6.Government’s likely achievement of its £5 billion proceeds target is more through luck than judgement and it does not know how it the proceeds are spent. Government expects to achieve its £5 billion proceeds target by 2020, despite almost all departments being significantly behind in achieving their individual targets. This is largely due to the unanticipated sale of Network Rail’s railway arches in February 2019 which raised £1.46 billion, nearly 30% of the overall target. By March 2018, £2.48 billion of proceeds had been raised from land and property disposals. Together with the proceeds from the railway arches sale, government only needs to raise £1.06 billion before 2020 to reach the £5 billion target. The inclusion of the proceeds from the sale of the railway arches was extremely fortuitous because this sale was not planned at the programme outset. Without this large sale, the government would still need to raise over £2.5 billion in the remaining 2 years of the programme, which would be extremely challenging. We are unconvinced by the Cabinet Office and HM Treasury’s attempts to downplay the importance of the sale of the railway arches in achieving the proceeds target by saying that with any target, some things come into scope while others fall out of scope. Once proceeds have been raised from a sale and released back to HM Treasury, in most cases it is impossible to say how government used the proceeds.

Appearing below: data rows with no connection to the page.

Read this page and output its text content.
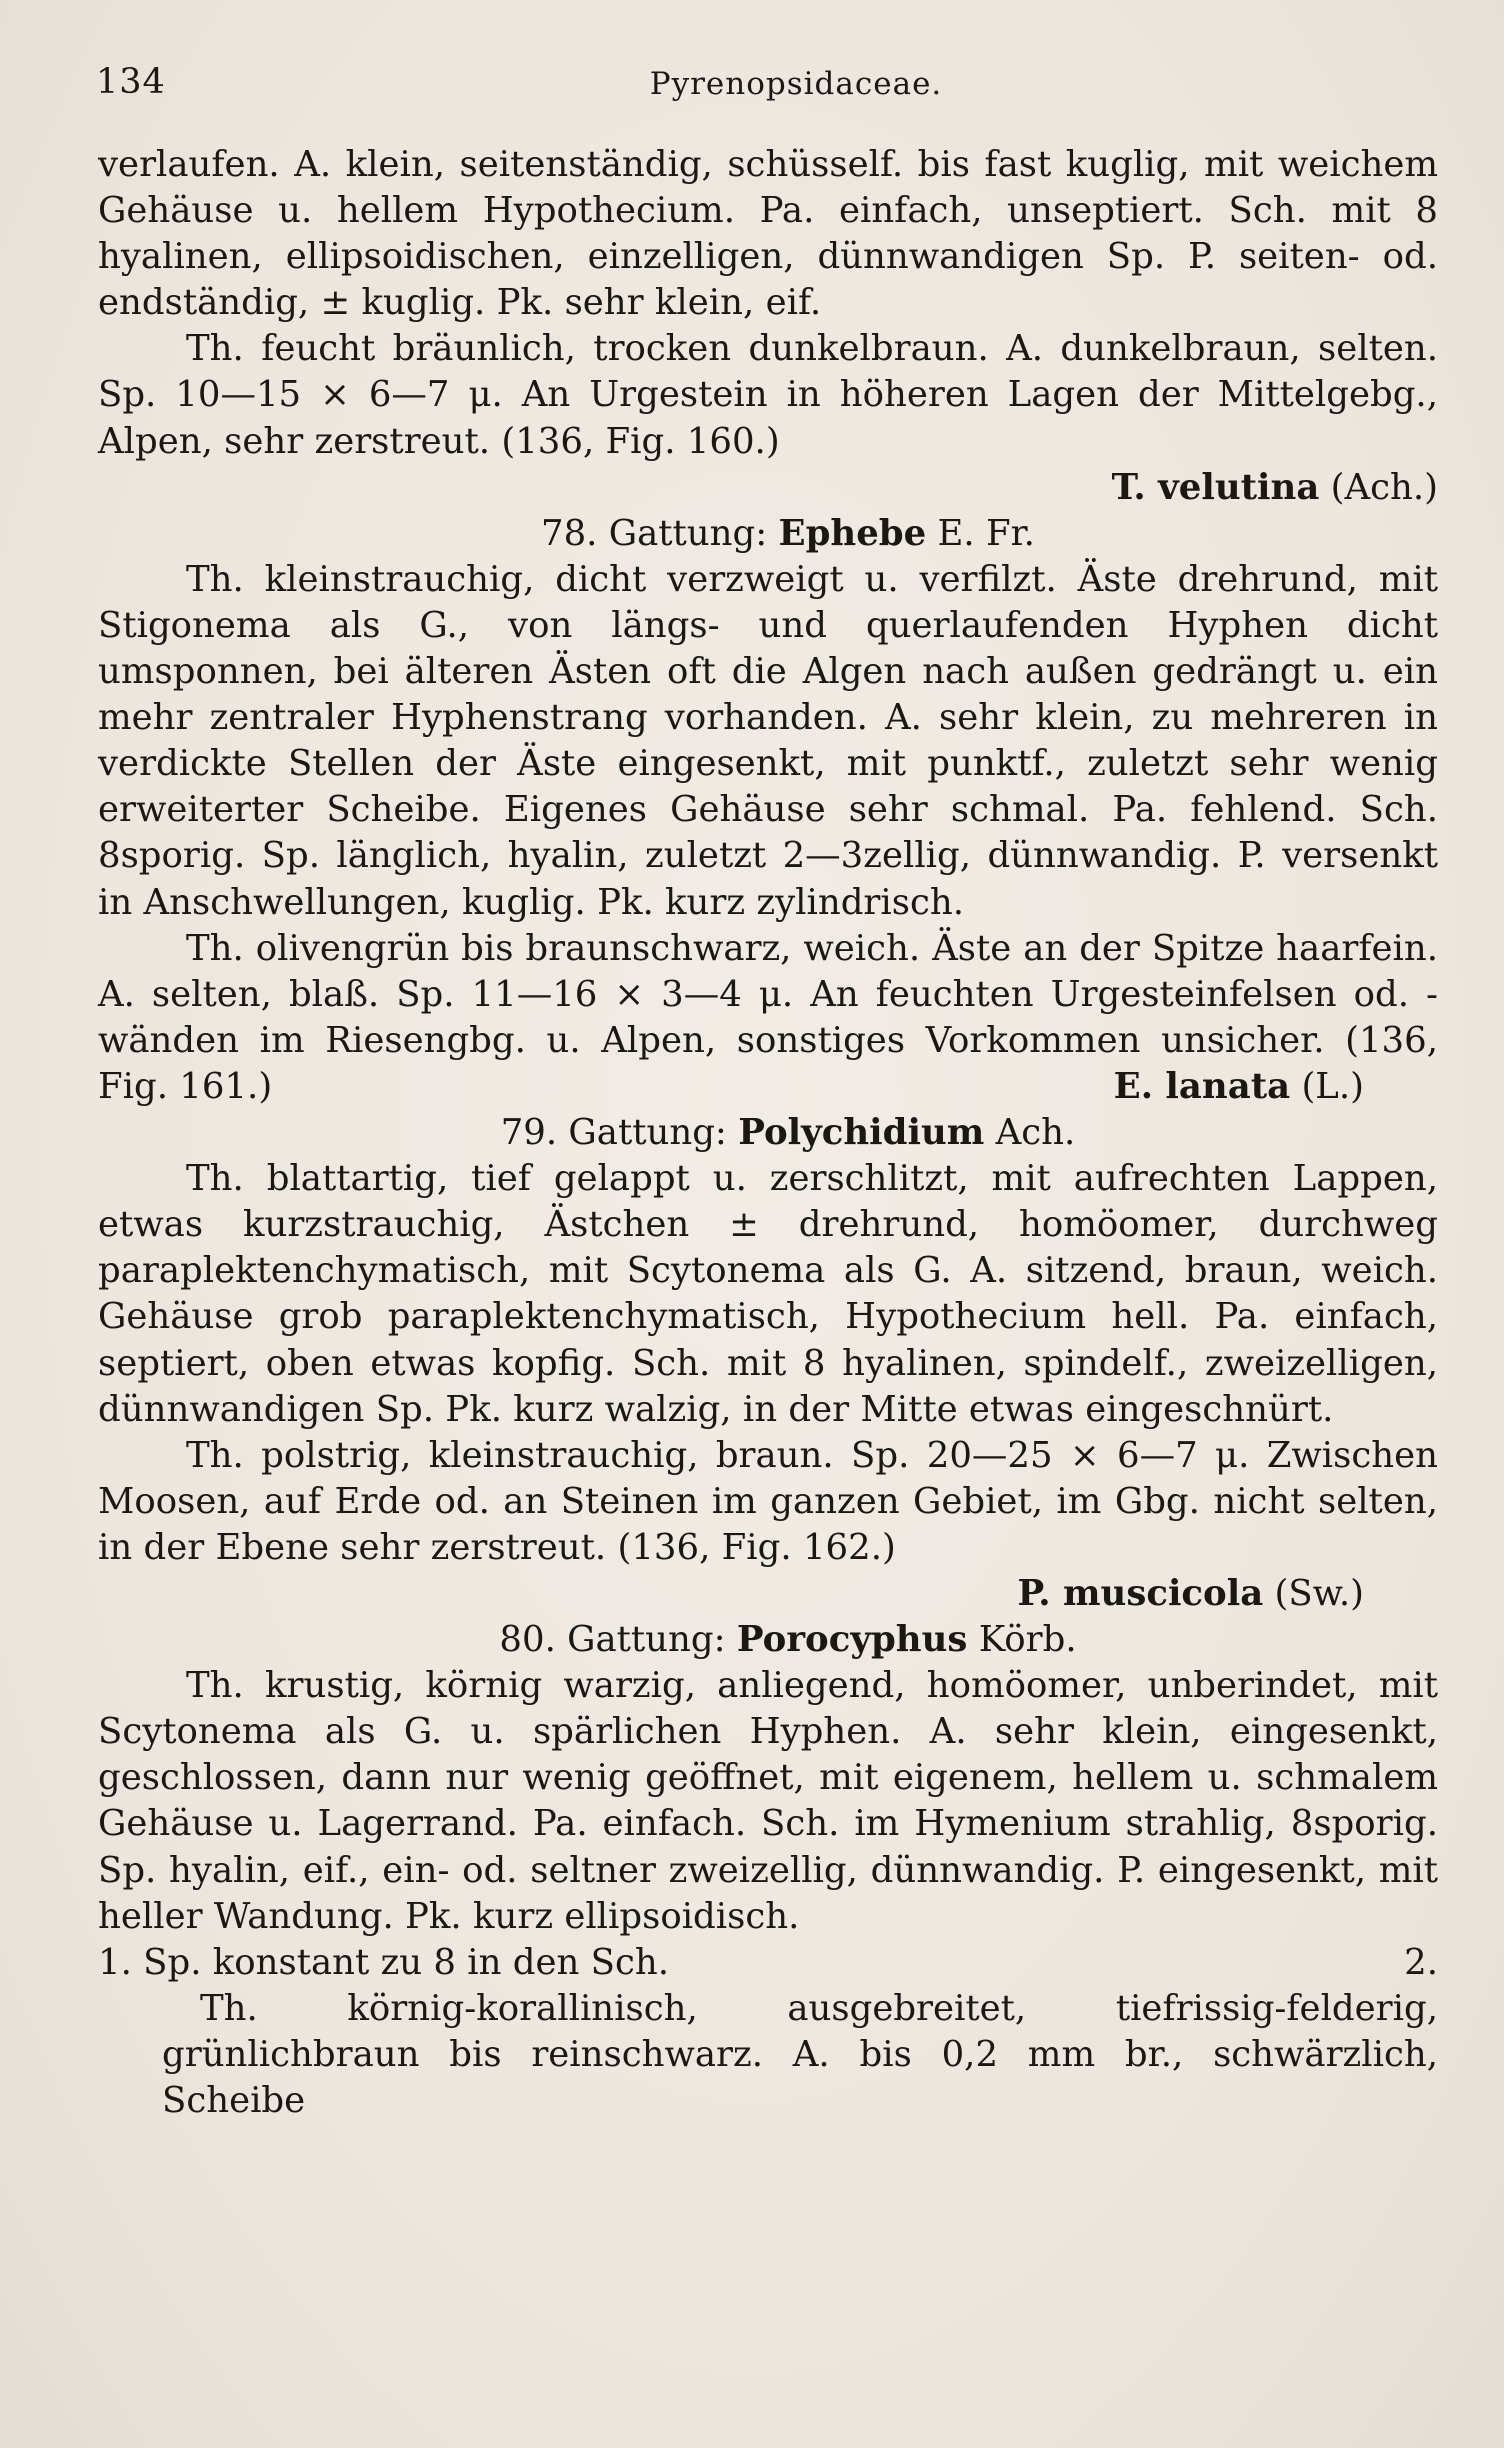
134	Pyrenopsidaceae.
verlaufen. A. klein, seitenständig, schüsself. bis fast kuglig, mit weichem Gehäuse u. hellem Hypothecium. Pa. einfach, unseptiert. Sch. mit 8 hyalinen, ellipsoidischen, einzelligen, dünnwandigen Sp. P. seiten- od. endständig, ± kuglig. Pk. sehr klein, eif.
Th. feucht bräunlich, trocken dunkelbraun. A. dunkelbraun, selten. Sp. 10—15 × 6—7 μ. An Urgestein in höheren Lagen der Mittelgebg., Alpen, sehr zerstreut. (136, Fig. 160.)
T. velutina (Ach.)
78. Gattung: Ephebe E. Fr.
Th. kleinstrauchig, dicht verzweigt u. verfilzt. Äste drehrund, mit Stigonema als G., von längs- und querlaufenden Hyphen dicht umsponnen, bei älteren Ästen oft die Algen nach außen gedrängt u. ein mehr zentraler Hyphenstrang vorhanden. A. sehr klein, zu mehreren in verdickte Stellen der Äste eingesenkt, mit punktf., zuletzt sehr wenig erweiterter Scheibe. Eigenes Gehäuse sehr schmal. Pa. fehlend. Sch. 8sporig. Sp. länglich, hyalin, zuletzt 2—3zellig, dünnwandig. P. versenkt in Anschwellungen, kuglig. Pk. kurz zylindrisch.
Th. olivengrün bis braunschwarz, weich. Äste an der Spitze haarfein. A. selten, blaß. Sp. 11—16 × 3—4 μ. An feuchten Urgesteinfelsen od. -wänden im Riesengbg. u. Alpen, sonstiges Vorkommen unsicher. (136, Fig. 161.)	E. lanata (L.)
79. Gattung: Polychidium Ach.
Th. blattartig, tief gelappt u. zerschlitzt, mit aufrechten Lappen, etwas kurzstrauchig, Ästchen ± drehrund, homöomer, durchweg paraplektenchymatisch, mit Scytonema als G. A. sitzend, braun, weich. Gehäuse grob paraplektenchymatisch, Hypothecium hell. Pa. einfach, septiert, oben etwas kopfig. Sch. mit 8 hyalinen, spindelf., zweizelligen, dünnwandigen Sp. Pk. kurz walzig, in der Mitte etwas eingeschnürt.
Th. polstrig, kleinstrauchig, braun. Sp. 20—25 × 6—7 μ. Zwischen Moosen, auf Erde od. an Steinen im ganzen Gebiet, im Gbg. nicht selten, in der Ebene sehr zerstreut. (136, Fig. 162.)
P. muscicola (Sw.)
80. Gattung: Porocyphus Körb.
Th. krustig, körnig warzig, anliegend, homöomer, unberindet, mit Scytonema als G. u. spärlichen Hyphen. A. sehr klein, eingesenkt, geschlossen, dann nur wenig geöffnet, mit eigenem, hellem u. schmalem Gehäuse u. Lagerrand. Pa. einfach. Sch. im Hymenium strahlig, 8sporig. Sp. hyalin, eif., ein- od. seltner zweizellig, dünnwandig. P. eingesenkt, mit heller Wandung. Pk. kurz ellipsoidisch.
1. Sp. konstant zu 8 in den Sch.	2.
Th. körnig-korallinisch, ausgebreitet, tiefrissig-felderig, grünlichbraun bis reinschwarz. A. bis 0,2 mm br., schwärzlich, Scheibe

It would be a concern if proceeds from land disposals are being used to plug short-term funding gaps rather than to re-invest in assets.

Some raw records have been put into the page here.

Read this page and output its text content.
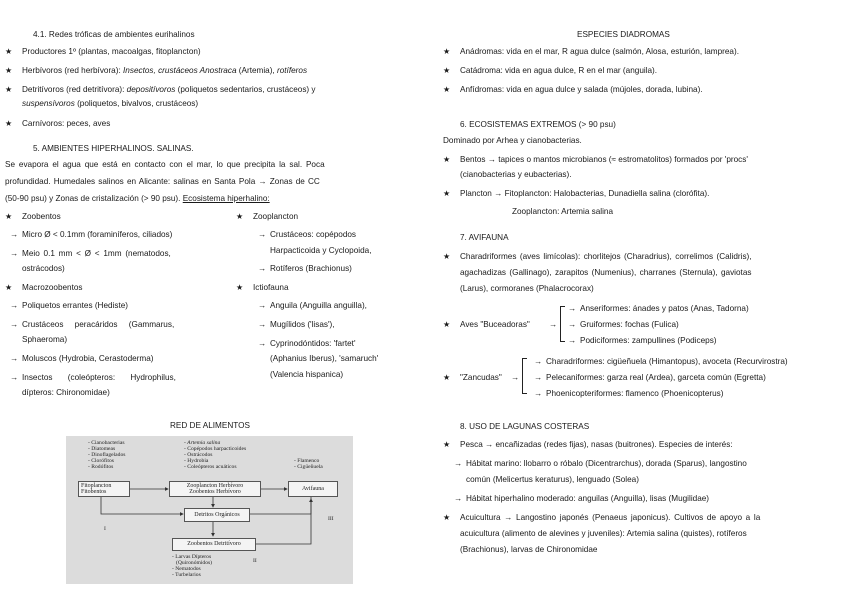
4.1. Redes tróficas de ambientes eurihalinos
★ Productores 1º (plantas, macoalgas, fitoplancton)
★ Herbívoros (red herbívora): Insectos, crustáceos Anostraca (Artemia), rotíferos
★ Detritívoros (red detritívora): depositívoros (poliquetos sedentarios, crustáceos) y
suspensívoros (poliquetos, bivalvos, crustáceos)
★ Carnívoros: peces, aves
5. AMBIENTES HIPERHALINOS. SALINAS.
Se evapora el agua que está en contacto con el mar, lo que precipita la sal. Poca
profundidad. Humedales salinos en Alicante: salinas en Santa Pola → Zonas de CC
(50-90 psu) y Zonas de cristalización (> 90 psu). Ecosistema hiperhalino:
★ Zoobentos
→ Micro Ø < 0.1mm (foraminíferos, ciliados)
→ Meio 0.1 mm < Ø < 1mm (nematodos,
ostrácodos)
★ Macrozoobentos
→ Poliquetos errantes (Hediste)
→ Crustáceos peracáridos (Gammarus,
Sphaeroma)
→ Moluscos (Hydrobia, Cerastoderma)
→ Insectos (coleópteros: Hydrophilus,
dípteros: Chironomidae)
★ Zooplancton
→ Crustáceos: copépodos
Harpacticoida y Cyclopoida,
→ Rotíferos (Brachionus)
★ Ictiofauna
→ Anguila (Anguilla anguilla),
→ Mugílidos ('lisas'),
→ Cyprinodóntidos: 'fartet'
(Aphanius Iberus), 'samaruch'
(Valencia hispanica)
RED DE ALIMENTOS
- Cianobacterias
- Diatomeas
- Dinoflagelados
- Clorófitos
- Rodófitos
- Artemia salina
- Copépodos harpacticoides
- Ostrácodos
- Hydrobia
- Coleópteros acuáticos
- Flamenco
- Cigüeñuela
Fitoplancton
Fitobentos
Zooplancton Herbívoro
Zoobentos Herbívoro	Avifauna
Detritos Orgánicos
Zoobentos Detritívoro
I
II
III
- Larvas Dípteros
(Quironómidos)
- Nematodos
- Turbelarios
ESPECIES DIADROMAS
★ Anádromas: vida en el mar, R agua dulce (salmón, Alosa, esturión, lamprea).
★ Catádroma: vida en agua dulce, R en el mar (anguila).
★ Anfídromas: vida en agua dulce y salada (mújoles, dorada, lubina).
6. ECOSISTEMAS EXTREMOS (> 90 psu)
Dominado por Arhea y cianobacterias.
★ Bentos → tapices o mantos microbianos (≈ estromatolitos) formados por 'procs'
(cianobacterias y eubacterias).
★ Plancton → Fitoplancton: Halobacterias, Dunadiella salina (clorófita).
Zooplancton: Artemia salina
7. AVIFAUNA
★ Charadriformes (aves limícolas): chorlitejos (Charadrius), correlimos (Calidris),
agachadizas (Gallinago), zarapitos (Numenius), charranes (Sternula), gaviotas
(Larus), cormoranes (Phalacrocorax)
★ Aves "Buceadoras" →
→ Anseriformes: ánades y patos (Anas, Tadorna)
→ Gruiformes: fochas (Fulica)
→ Podiciformes: zampullines (Podiceps)
★ "Zancudas" →
→ Charadriformes: cigüeñuela (Himantopus), avoceta (Recurvirostra)
→ Pelecaniformes: garza real (Ardea), garceta común (Egretta)
→ Phoenicopteriformes: flamenco (Phoenicopterus)
8. USO DE LAGUNAS COSTERAS
★ Pesca → encañizadas (redes fijas), nasas (buitrones). Especies de interés:
→ Hábitat marino: llobarro o róbalo (Dicentrarchus), dorada (Sparus), langostino
común (Melicertus keraturus), lenguado (Solea)
→ Hábitat hiperhalino moderado: anguilas (Anguilla), lisas (Mugilidae)
★ Acuicultura → Langostino japonés (Penaeus japonicus). Cultivos de apoyo a la
acuicultura (alimento de alevines y juveniles): Artemia salina (quistes), rotíferos
(Brachionus), larvas de Chironomidae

Recommendation: HM Treasury should write to the Committee by October 2019 with details of how it ensures that the money raised from land disposals, which is a once-only opportunity to generate proceeds, is reinvested and not being used to fund short-term day-to-day spending across government.

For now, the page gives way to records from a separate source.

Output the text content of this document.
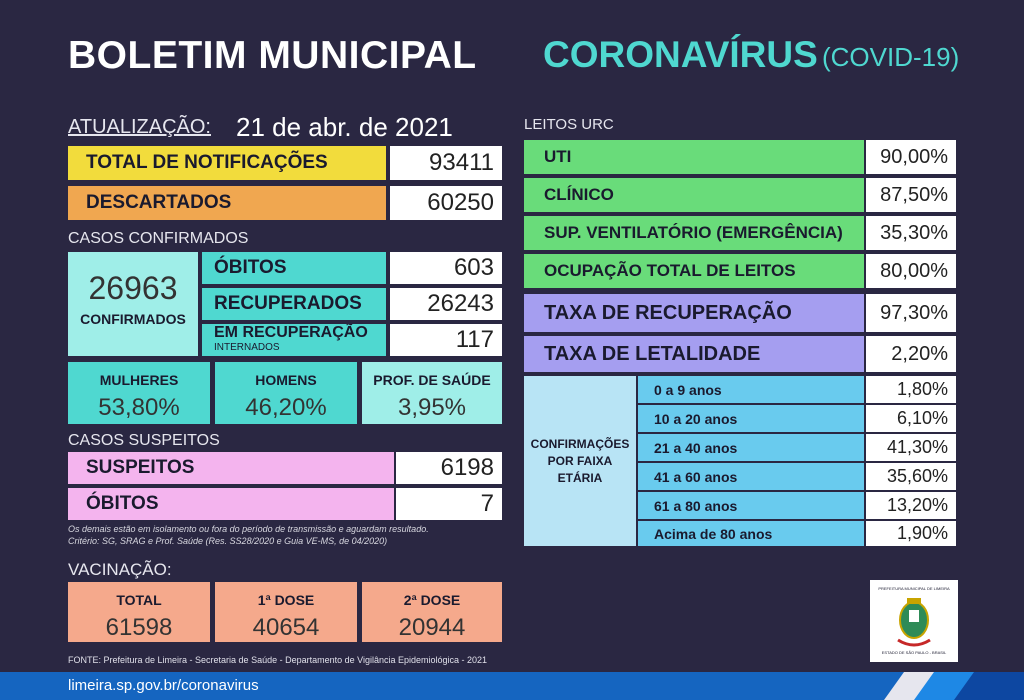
BOLETIM MUNICIPAL CORONAVÍRUS (COVID-19)
ATUALIZAÇÃO: 21 de abr. de 2021
TOTAL DE NOTIFICAÇÕES	93411
DESCARTADOS	60250
CASOS CONFIRMADOS
26963
CONFIRMADOS
ÓBITOS	603
RECUPERADOS	26243
EM RECUPERAÇÃO
INTERNADOS	117
MULHERES
53,80%
HOMENS
46,20%
PROF. DE SAÚDE
3,95%
CASOS SUSPEITOS
SUSPEITOS	6198
ÓBITOS	7
Os demais estão em isolamento ou fora do período de transmissão e aguardam resultado.
Critério: SG, SRAG e Prof. Saúde (Res. SS28/2020 e Guia VE-MS, de 04/2020)
VACINAÇÃO:
TOTAL
61598
1ª DOSE
40654
2ª DOSE
20944
LEITOS URC
UTI	90,00%
CLÍNICO	87,50%
SUP. VENTILATÓRIO (EMERGÊNCIA)	35,30%
OCUPAÇÃO TOTAL DE LEITOS	80,00%
TAXA DE RECUPERAÇÃO	97,30%
TAXA DE LETALIDADE	2,20%
CONFIRMAÇÕES
POR FAIXA
ETÁRIA
0 a 9 anos	1,80%
10 a 20 anos	6,10%
21 a 40 anos	41,30%
41 a 60 anos	35,60%
61 a 80 anos	13,20%
Acima de 80 anos	1,90%
PREFEITURA MUNICIPAL DE LIMEIRA
ESTADO DE SÃO PAULO - BRASIL
FONTE: Prefeitura de Limeira - Secretaria de Saúde - Departamento de Vigilância Epidemiológica - 2021
limeira.sp.gov.br/coronavirus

7.Gaps at all levels in the government’s data on what it is achieving against the disposals targets means there is an unacceptable lack of transparency in how it is performing. We are concerned that the Department’s continued use of loose definitions have inflated the programme’s performance, and that the Department also took a similar approach to meet its target under the 2011–2015 programme. For example, the Department’s definition of what constitutes “a home” includes care homes, with little rationale for doing so. Similarly, the Department does not outline what type of housing is included under the definition of “affordable homes”. Without fully defining these terms, there is a danger that less attention is being paid to the types of affordable homes delivered under the programme, such as social rent and shared ownership. The Department has provided limited transparency over the programme’s performance by only publishing one Annual Report since 2017. It asserts that this delay in publication is due to the high level of ministerial turnover; however we will not accept this as a reason for limiting transparency and public scrutiny. The Department has now committed to publishing the programme data, specifically information on the number of sites disposed and homes that are built, as a formal statistical release at regular intervals. But it has not yet committed to publishing an Annual Report on the programme’s progress, which we previously recommended in 2015. The Cabinet Office publishes annual reports on the progress towards its £5 billion target, but it does not analyse this data at a programme level to determine if the same buyers are purchasing land or what the land is subsequently used for. It also fails to include any explanation as to why 176 sites were sold for £1, with the Department having been responsible for 160 of these.

Recommendation: The Ministry for Housing, Communities and Local Government should better define and justify what it means by terms such as ‘homes’ and ‘new affordable homes’.

The Ministry for Housing, Communities and Local Government should fulfil its duty by reporting regularly to Parliament on performance, including an annual progress update and regular data releases throughout the year—quarterly or half-yearly. These updates should include the number and type of housing delivered against each definition—such as affordable homes—and the proceeds from land sales.

The Cabinet Office should maintain the frequency of its reporting and include information on land purchasers, and an explanation where sites have been sold for a £1 or less.